ARLINGTON – Whenever Hunter Urionaguena passes by Arlington Hardware and Lumber store from now on where his uncle’s memorial bench sits out front, he’ll have a visual reminder nearby of his own hometown legacy: an artistic metal bike rack he designed himself.
“It’s like a yearbook that’s actually going to last,” said Hunter, a welding and manufacturing student who just graduated from Arlington High School.
His was one of 12 bike racks installed around downtown by city workers Wednesday, a project involving 22 students in CTE teacher Collin Nelson’s Advanced Engineering and Manufacturing class.

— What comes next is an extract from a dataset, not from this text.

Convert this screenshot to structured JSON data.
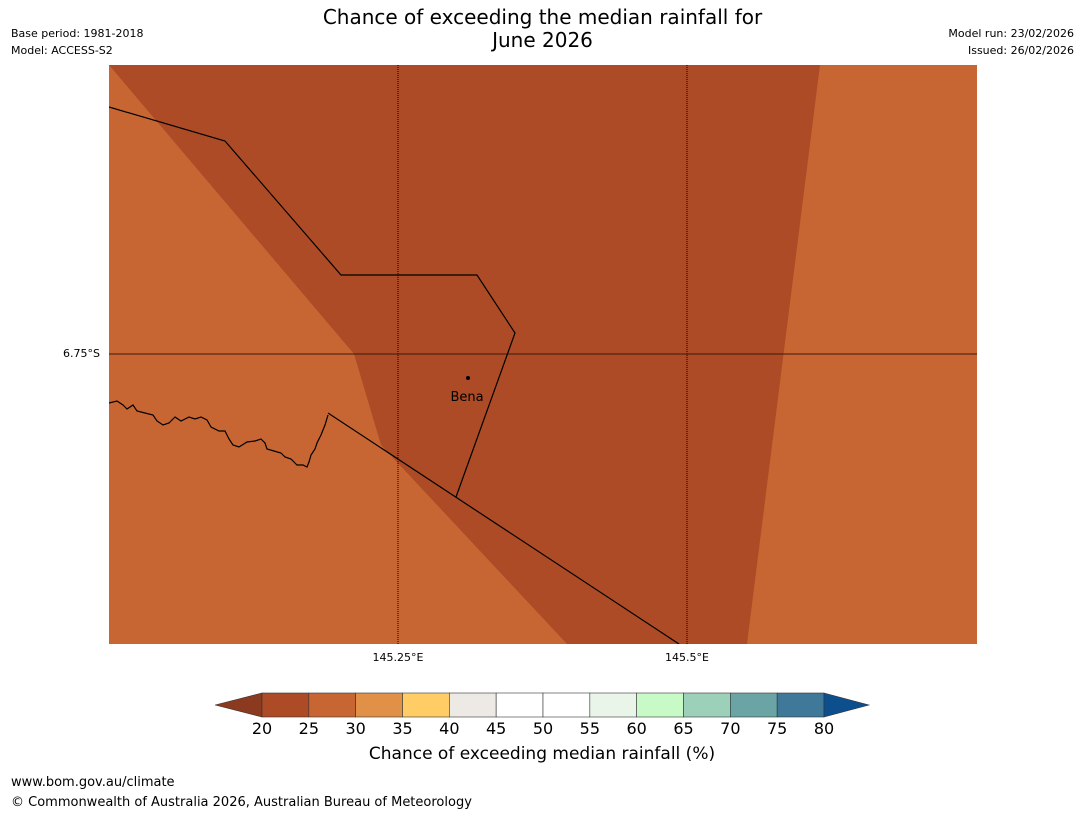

Students, parents, relatives and school district staff gathered at City Hall to watch the first racks go up. Some seniors were seeing their racks for the first time since they hadn’t been finished until a couple days after graduation, Nelson said.
The pieces are called “shadow” bike racks because they cast a shadow on the ground of the shape cut into the metal, including ducks in flight, dragonflies, butterflies, cows, a tractor and the Arlington Fly-In logo.
The students used computer-aided design software to capture their ideas.
Hunter’s bike rack depicts the backside of a logging truck carrying a full load, a tribute to an industry that is central to both sides of his family, and one that he works for full-time with Pacific Logging Co.
While he said it’s “pretty cool” how the end product turned out, he added, “It made me mad trying to figure out how to use the CAD program. I couldn’t exactly figure out how to do what I wanted it to do.”
He eventually worked it out, said his mom, Lynn, and through his exceptional welding skills and hands-on know how, he produced a bike rack that she loved.
“Welding is his thing; logging is his life,” she said.
The bike rack designed by Ian Seward, showing two ducks in flight, means a lot to him not just from childhood memories of feeding bread to the mallards with his parents at Gleneagle pond, but also for the new memories of completing the project with classmates.
“It’s great to know that the bike rack will be there twenty years later,” he said. “It’s like something I can look back on. When I return here, and eventually I will, I’ll be able to say I remember that high school class.”
Ian was one of a handful of students who scored high at the state SkillsUSA competition, then moved to nationals in Louisville, Kentucky last month. It was a showcase of the brightest college and high school CTE students from around the country, and a golden networking opportunity to meet with major manufacturers and recruiters, Ian said.
The bike rack project originated with Mayor Barb Tolbert last fall. She sought decorative and functional bike racks for locations downtown in front of businesses mostly along Olympic Avenue that wouldn’t interfere with walkers. Nelson’s students approached the project as if they were pitching their concepts to contract with the city for services.
Going forward, Nelson’s equipment at the high school was unable to cut the bike rack designs, so workers at Universal Aerospace in Arlington helped out using their own precision manufacturing equipment that creates aerospace parts.
Each bike rack also includes a metal plate identifying the student designer by name, an “AHS Eagles” graphic and the Universal Aerospace logo.
Universal’s generosity knows no bounds.
On Monday, the school board approved a donation from the company of quality scrap metal valued at $6,500 for high school’s manufacturing program. The metal includes aluminum and stainless steel that the high school’s new TIG (Tungsten inert gas) welders can use, enabling students to become more proficient in working with those materials.
Nelson said the school district bought into the project last fall once officials realized that these were going to be permanent fixtures downtown. “The bike racks were going to get made and were going to stay there. They weren’t going to get taken down or thrown in the trash.”